When you completed Step 5, you had an estimate of your annual income and outflow, how much money you bring in and how much goes back out again.
If your income was higher than your estimated spending, things look pretty good. But check your estimates. Did you forget a category? Did you estimate too low? Did you include expenses you know will occur but not exactly when or for how much, like car repairs (make an estimate for the year, even just a few hundred dollars) or school supplies?
If your income was lower than your expenses, that's not surprising. Now we need to fix that!
One way to fix that is to look at those discretionary or variable expenses and see if they can be reduced. But don't be unrealistic! You can't budget $20 a year for clothing for a family of 5 unless you are a super thrifty clothes shopper who receives lots of hand-me-downs.
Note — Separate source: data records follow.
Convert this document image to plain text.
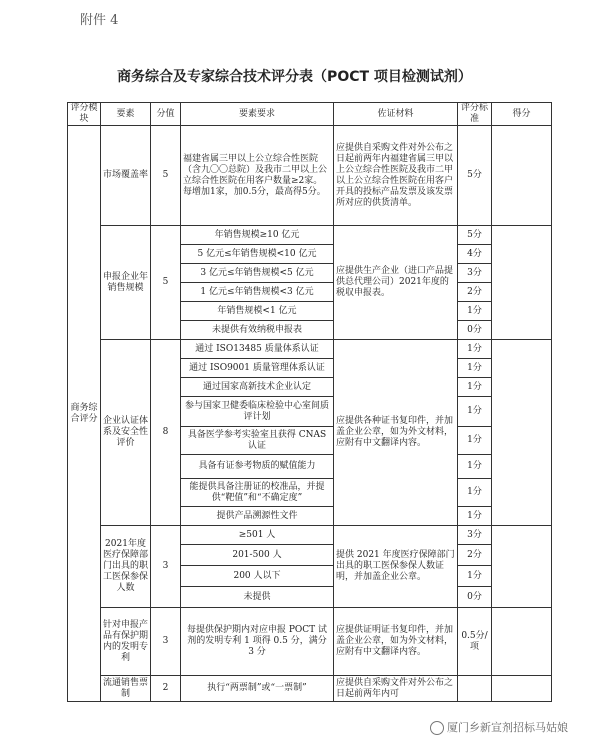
附件 4
商务综合及专家综合技术评分表（POCT 项目检测试剂）
评分模块	要素	分值	要素要求	佐证材料	评分标准	得分
商务综合评分	市场覆盖率	5	福建省属三甲以上公立综合性医院（含九〇〇总院）及我市二甲以上公立综合性医院在用客户数量≥2家。每增加1家，加0.5分，最高得5分。	应提供自采购文件对外公布之日起前两年内福建省属三甲以上公立综合性医院及我市二甲以上公立综合性医院在用客户开具的投标产品发票及该发票所对应的供货清单。	5分	
	申报企业年销售规模	5	年销售规模≥10 亿元	应提供生产企业（进口产品提供总代理公司）2021年度的税収申报表。	5分	
			5 亿元≤年销售规模<10 亿元		4分	
			3 亿元≤年销售规模<5 亿元		3分	
			1 亿元≤年销售规模<3 亿元		2分	
			年销售规模<1 亿元		1分	
			未提供有效纳税申报表		0分	
	企业认证体系及安全性评价	8	通过 ISO13485 质量体系认证	应提供各种证书复印件，并加盖企业公章，如为外文材料，应附有中文翻译内容。	1分	
			通过 ISO9001 质量管理体系认证		1分	
			通过国家高新技术企业认定		1分	
			参与国家卫健委临床检验中心室间质评计划		1分	
			具备医学参考实验室且获得 CNAS 认证		1分	
			具备有证参考物质的赋值能力		1分	
			能提供具备注册证的校准品，并提供“靶值”和“不确定度”		1分	
			提供产品溯源性文件		1分	
	2021年度医疗保障部门出具的职工医保参保人数	3	≥501 人	提供 2021 年度医疗保障部门出具的职工医保参保人数证明，并加盖企业公章。	3分	
			201-500 人		2分	
			200 人以下		1分	
			未提供		0分	
	针对申报产品有保护期内的发明专利	3	每提供保护期内对应申报 POCT 试剂的发明专利 1 项得 0.5 分，满分 3 分	应提供证明证书复印件，并加盖企业公章，如为外文材料，应附有中文翻译内容。	0.5分/项	
	流通销售票制	2	执行“两票制”或“一票制”	应提供自采购文件对外公布之日起前两年内可		
厦门乡新宣剂招标马姑娘
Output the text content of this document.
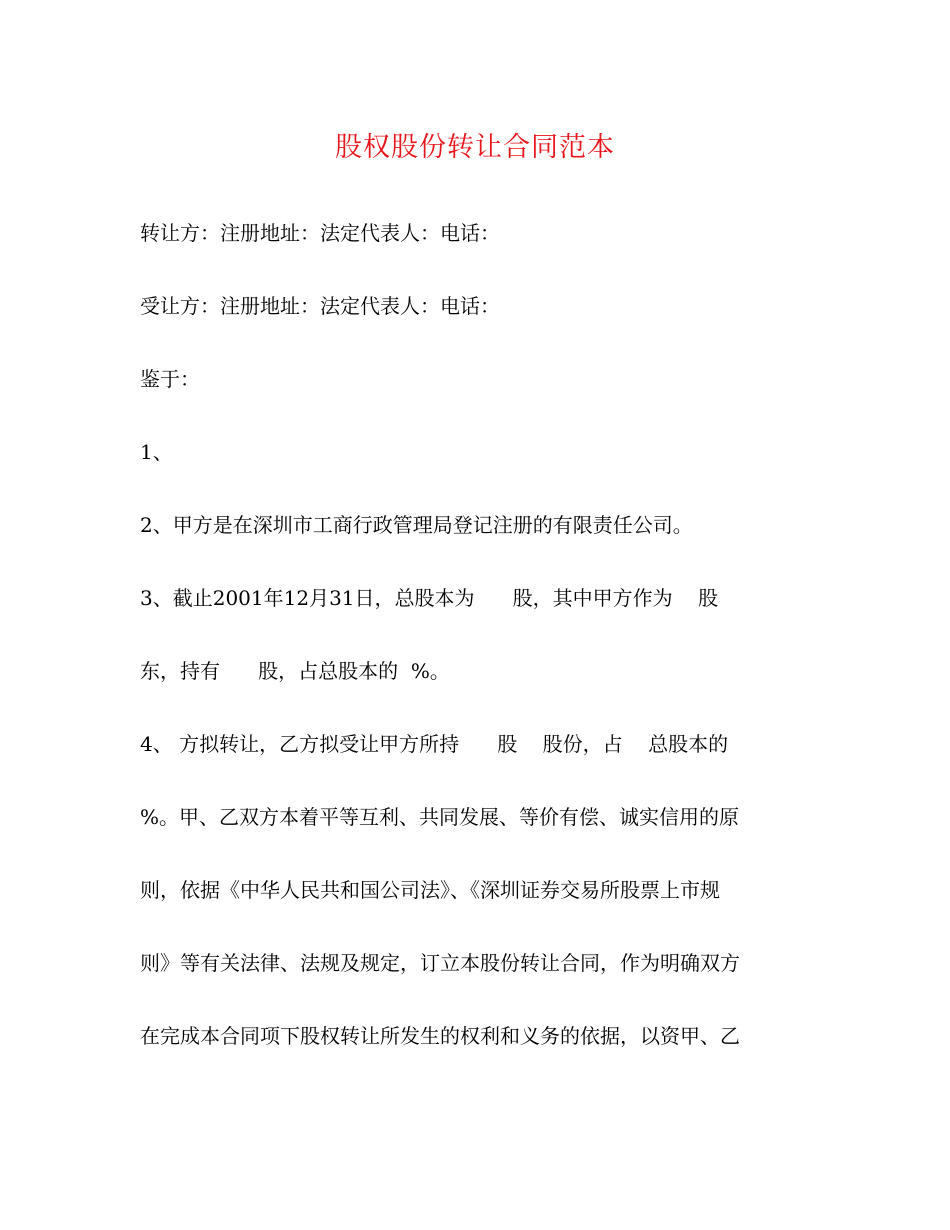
股权股份转让合同范本
转让方：注册地址：法定代表人：电话：
受让方：注册地址：法定代表人：电话：
鉴于：
1、
2、甲方是在深圳市工商行政管理局登记注册的有限责任公司。
3、截止2001年12月31日，总股本为      股，其中甲方作为    股
东，持有      股，占总股本的  %。
4、 方拟转让，乙方拟受让甲方所持      股    股份，占    总股本的
%。甲、乙双方本着平等互利、共同发展、等价有偿、诚实信用的原
则，依据《中华人民共和国公司法》、《深圳证券交易所股票上市规
则》等有关法律、法规及规定，订立本股份转让合同，作为明确双方
在完成本合同项下股权转让所发生的权利和义务的依据，以资甲、乙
Another way to get your spending in line with your income is to look at some of the bills we listed to see if some of those can be reduced or eliminated. Do you need all the insurance coverage and other options that are deducted from your paycheck? Would it make more sense for you to pay cash for some things or purchase them from a different source than to pay the price for coverage through your employer? Only you can determine that for each item on your list.
You must get your spending estimate down below your income estimate, and you must stick to that spending estimate (or less). If you spend more than you earn, you will experience financial disaster. In fact, we have to have some leeway, some excess income (no matter how small) because we must save money to cover the inevitable large expenses that occur sporadically.